Question

Given,$B{F_3} + {F^ - } \to BF_4^ - $
What is the hybridization state of $B$ in $B{F_3}$ and $BF_4^ - $ ?
$(A)s{p^2},s{p^3}$
$(B)s{p^3},s{p^3}$
$(C)s{p^2},s{p^2}$
$(D)s{p^3},s{p^3}d$

Answer 1

Hint: Hybridization can be defined as the concept in which mixing of two or more orbitals lead to the formation of new types of degenerate orbitals. Hybridization of the molecule can be calculated using the number of electrons in the valence shell of the central atom and the charge present on the molecule by applying a formula which we will see in the solution.

Complete answer:
We know that hybridization can be defined as the concept in which mixing of two or more orbitals lead to the formation of new types of degenerate orbitals.
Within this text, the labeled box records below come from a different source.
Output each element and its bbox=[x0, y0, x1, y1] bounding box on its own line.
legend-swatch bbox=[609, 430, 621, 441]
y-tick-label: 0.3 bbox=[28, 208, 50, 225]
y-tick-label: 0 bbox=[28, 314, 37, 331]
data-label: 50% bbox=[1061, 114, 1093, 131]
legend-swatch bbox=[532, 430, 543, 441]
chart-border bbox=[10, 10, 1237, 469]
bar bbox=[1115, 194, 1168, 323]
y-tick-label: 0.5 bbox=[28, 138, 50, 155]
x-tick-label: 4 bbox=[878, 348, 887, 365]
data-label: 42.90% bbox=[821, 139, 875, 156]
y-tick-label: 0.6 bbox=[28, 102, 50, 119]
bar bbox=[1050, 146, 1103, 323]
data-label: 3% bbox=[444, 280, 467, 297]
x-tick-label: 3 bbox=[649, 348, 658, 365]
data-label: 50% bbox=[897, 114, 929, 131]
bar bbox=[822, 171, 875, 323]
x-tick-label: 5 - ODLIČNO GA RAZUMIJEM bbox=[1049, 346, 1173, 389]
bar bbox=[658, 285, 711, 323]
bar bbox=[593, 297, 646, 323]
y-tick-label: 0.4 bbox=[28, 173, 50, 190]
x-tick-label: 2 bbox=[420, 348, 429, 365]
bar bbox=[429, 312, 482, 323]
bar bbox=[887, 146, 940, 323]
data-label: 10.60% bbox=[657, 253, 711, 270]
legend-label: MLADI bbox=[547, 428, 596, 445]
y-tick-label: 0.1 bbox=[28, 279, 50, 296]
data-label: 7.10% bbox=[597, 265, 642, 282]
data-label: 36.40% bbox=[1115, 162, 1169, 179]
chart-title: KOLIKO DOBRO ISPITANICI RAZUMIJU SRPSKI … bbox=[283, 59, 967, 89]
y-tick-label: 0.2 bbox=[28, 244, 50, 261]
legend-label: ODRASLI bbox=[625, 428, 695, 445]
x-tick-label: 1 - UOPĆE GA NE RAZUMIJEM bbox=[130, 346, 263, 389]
The new orbitals formed have different properties and are degenerate in nature (have the same energy level).
We can calculate the hybridisation state of inorganic compounds using a formula which is given below:
$Hybridization = \dfrac{1}{2}\left[ {V + M + A - C} \right]$
Where, V is the number of valence electrons on the central atom.
M is the number of monovalent species.
A stands for anion and C stands for cation.
The value of hybridization comes can be written as:
$2 - sp$
$3 - s{p^2}$
$4 - s{p^3}$
And so on.
For $B{F_3}$
Put the values in above formula:
$Hybridization = \dfrac{1}{2}\left[ {3 + 3 + 0 - 0} \right]$
$Hybridization = 3$
Therefore hybridization of $B$ in $B{F_3}$ is $s{p^2}.$
For $BF_4^ - $
Put the values in above formula:
$Hybridization = \dfrac{1}{2}\left[ {3 + 4 + 1 - 0} \right]$
$Hybridization = 4$
Therefore hybridization of $B$ in $BF_4^ - $ is $s{p^3}.$
So, the correct answer is “Option A”.

Note:
 The orbitals which belong to the same atom or ion can be hybridized. The total number of hybrid orbitals are always equal to the number of orbitals participating in the hybridization process. All the hybrid orbitals have the same shape and energy (they are degenerate in nature). Hybrid orbitals form more stable bonds as compared to pure orbitals.